In return for this assistance, Kim Jong Un is likely to pursue access to satellite, missile, and nuclear technologies. North Korea’s primary defense objectives encompass the development of intercontinental ballistic missiles, other delivery systems like nuclear-powered submarines, the expansion of their nuclear warhead arsenal, and the deployment of military reconnaissance satellites. Vladimir Putin may contemplate reciprocating by providing non-military resources, including energy and raw materials, as well as food supplies, which might even include confiscated Ukrainian grain.
The potential for Russia to bolster the offensive capabilities of the DPRK, including nuclear ones, calls for a response that reinforces the security of the Republic of Korea. Simultaneously, there’s a chance that Seoul may reconsider its stance and offer ammunition and arms to Kyiv.
In a less likely scenario, Israel may revisit its prohibition on providing arms to Ukraine. Mossad Director David Barnea has expressed Israel’s concerns about Russia potentially supplying advanced weaponry to Iran, which could pose an existential threat to Israel. Moscow’s willingness to bolster Iran’s offensive capabilities is driven by its urgent need for Iranian drone and missile support. The sooner Russia encounters setbacks in its Ukraine campaign, the less pressure it may feel t to share dangerous technologies with the rogue regimes across the globe.

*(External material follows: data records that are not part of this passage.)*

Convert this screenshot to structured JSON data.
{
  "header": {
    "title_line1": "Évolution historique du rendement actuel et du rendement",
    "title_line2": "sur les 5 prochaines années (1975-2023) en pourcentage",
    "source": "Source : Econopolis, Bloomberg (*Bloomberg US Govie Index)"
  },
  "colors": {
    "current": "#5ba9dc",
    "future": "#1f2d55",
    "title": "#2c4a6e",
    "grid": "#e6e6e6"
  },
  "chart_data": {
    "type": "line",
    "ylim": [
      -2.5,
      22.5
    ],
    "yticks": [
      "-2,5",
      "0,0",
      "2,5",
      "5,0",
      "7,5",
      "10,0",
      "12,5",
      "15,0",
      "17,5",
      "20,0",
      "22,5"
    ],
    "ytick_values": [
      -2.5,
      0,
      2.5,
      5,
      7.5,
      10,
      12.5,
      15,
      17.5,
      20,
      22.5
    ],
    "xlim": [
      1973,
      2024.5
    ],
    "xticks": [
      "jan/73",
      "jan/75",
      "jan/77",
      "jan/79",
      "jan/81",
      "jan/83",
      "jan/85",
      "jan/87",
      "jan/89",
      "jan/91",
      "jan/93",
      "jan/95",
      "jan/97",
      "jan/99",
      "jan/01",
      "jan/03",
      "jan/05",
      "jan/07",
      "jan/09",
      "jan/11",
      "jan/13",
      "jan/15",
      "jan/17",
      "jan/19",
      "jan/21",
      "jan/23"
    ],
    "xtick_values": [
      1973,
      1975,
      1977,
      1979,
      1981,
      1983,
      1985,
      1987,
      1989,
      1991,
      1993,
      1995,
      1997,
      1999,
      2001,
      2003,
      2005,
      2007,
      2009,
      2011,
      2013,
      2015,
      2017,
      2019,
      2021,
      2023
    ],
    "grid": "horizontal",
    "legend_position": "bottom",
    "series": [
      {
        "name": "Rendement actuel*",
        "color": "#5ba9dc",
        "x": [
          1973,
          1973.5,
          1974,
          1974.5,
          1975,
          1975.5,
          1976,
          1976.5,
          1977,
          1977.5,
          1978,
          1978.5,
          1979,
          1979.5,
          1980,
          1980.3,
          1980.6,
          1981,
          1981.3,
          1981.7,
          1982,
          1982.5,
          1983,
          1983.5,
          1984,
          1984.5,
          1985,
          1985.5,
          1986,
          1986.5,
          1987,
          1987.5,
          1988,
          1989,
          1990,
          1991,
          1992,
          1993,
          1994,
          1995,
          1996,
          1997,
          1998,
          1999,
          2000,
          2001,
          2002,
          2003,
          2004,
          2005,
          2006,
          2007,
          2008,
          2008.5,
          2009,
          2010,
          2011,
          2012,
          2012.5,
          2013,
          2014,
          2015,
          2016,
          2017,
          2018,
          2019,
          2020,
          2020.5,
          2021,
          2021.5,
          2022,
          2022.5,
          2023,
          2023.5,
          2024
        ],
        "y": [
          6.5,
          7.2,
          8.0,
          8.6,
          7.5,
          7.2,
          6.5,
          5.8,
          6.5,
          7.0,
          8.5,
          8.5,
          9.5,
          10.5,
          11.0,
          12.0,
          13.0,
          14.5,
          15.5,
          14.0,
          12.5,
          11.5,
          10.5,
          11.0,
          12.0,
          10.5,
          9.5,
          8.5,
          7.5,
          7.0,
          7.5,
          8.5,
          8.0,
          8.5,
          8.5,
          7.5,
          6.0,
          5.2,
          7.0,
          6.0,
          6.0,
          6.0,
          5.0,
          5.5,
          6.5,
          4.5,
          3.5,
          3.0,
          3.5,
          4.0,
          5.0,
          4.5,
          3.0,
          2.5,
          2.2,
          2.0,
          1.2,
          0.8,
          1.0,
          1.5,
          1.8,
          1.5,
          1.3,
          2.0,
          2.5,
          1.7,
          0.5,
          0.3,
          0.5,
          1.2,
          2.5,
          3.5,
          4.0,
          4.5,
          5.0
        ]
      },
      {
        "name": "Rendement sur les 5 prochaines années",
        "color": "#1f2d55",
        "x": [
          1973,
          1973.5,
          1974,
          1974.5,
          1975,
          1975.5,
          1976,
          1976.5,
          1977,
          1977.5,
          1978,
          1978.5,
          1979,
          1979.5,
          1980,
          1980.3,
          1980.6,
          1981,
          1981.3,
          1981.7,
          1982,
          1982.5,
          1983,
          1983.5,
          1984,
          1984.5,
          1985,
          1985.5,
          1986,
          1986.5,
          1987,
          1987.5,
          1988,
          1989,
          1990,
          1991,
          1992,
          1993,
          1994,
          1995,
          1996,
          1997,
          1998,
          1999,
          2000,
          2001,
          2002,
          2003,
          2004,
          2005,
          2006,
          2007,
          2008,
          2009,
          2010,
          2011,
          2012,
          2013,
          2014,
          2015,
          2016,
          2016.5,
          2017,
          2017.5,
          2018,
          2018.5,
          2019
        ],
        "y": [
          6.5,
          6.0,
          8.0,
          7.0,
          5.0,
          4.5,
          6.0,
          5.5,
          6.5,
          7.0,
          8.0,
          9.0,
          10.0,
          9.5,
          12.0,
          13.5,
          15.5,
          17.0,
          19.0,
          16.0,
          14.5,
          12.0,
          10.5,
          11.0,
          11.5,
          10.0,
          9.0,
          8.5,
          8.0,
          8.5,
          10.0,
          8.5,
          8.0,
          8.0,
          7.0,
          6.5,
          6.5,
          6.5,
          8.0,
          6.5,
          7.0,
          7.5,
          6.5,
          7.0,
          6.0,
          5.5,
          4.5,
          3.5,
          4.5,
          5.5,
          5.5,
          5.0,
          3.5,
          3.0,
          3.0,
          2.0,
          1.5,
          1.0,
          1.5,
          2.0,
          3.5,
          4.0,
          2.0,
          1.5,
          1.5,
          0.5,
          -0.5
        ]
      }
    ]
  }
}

Putin’s aggressive capabilities will remain constrained for several more months due to political limitations and insufficient production capacity. He is making desperate efforts to compensate by acquiring weapons and ammunition from Iran and North Korea. Ukraine and its allies now face a recurring dilemma where delayed weapon supplies could result in missed opportunities and the prolongation of Moscow’s brutal regime. The Kremlin persists in its belief that victory can be achieved by committing all available resources to the conflict, while simultaneously trying to discourage the West from offering more substantial support to Ukraine.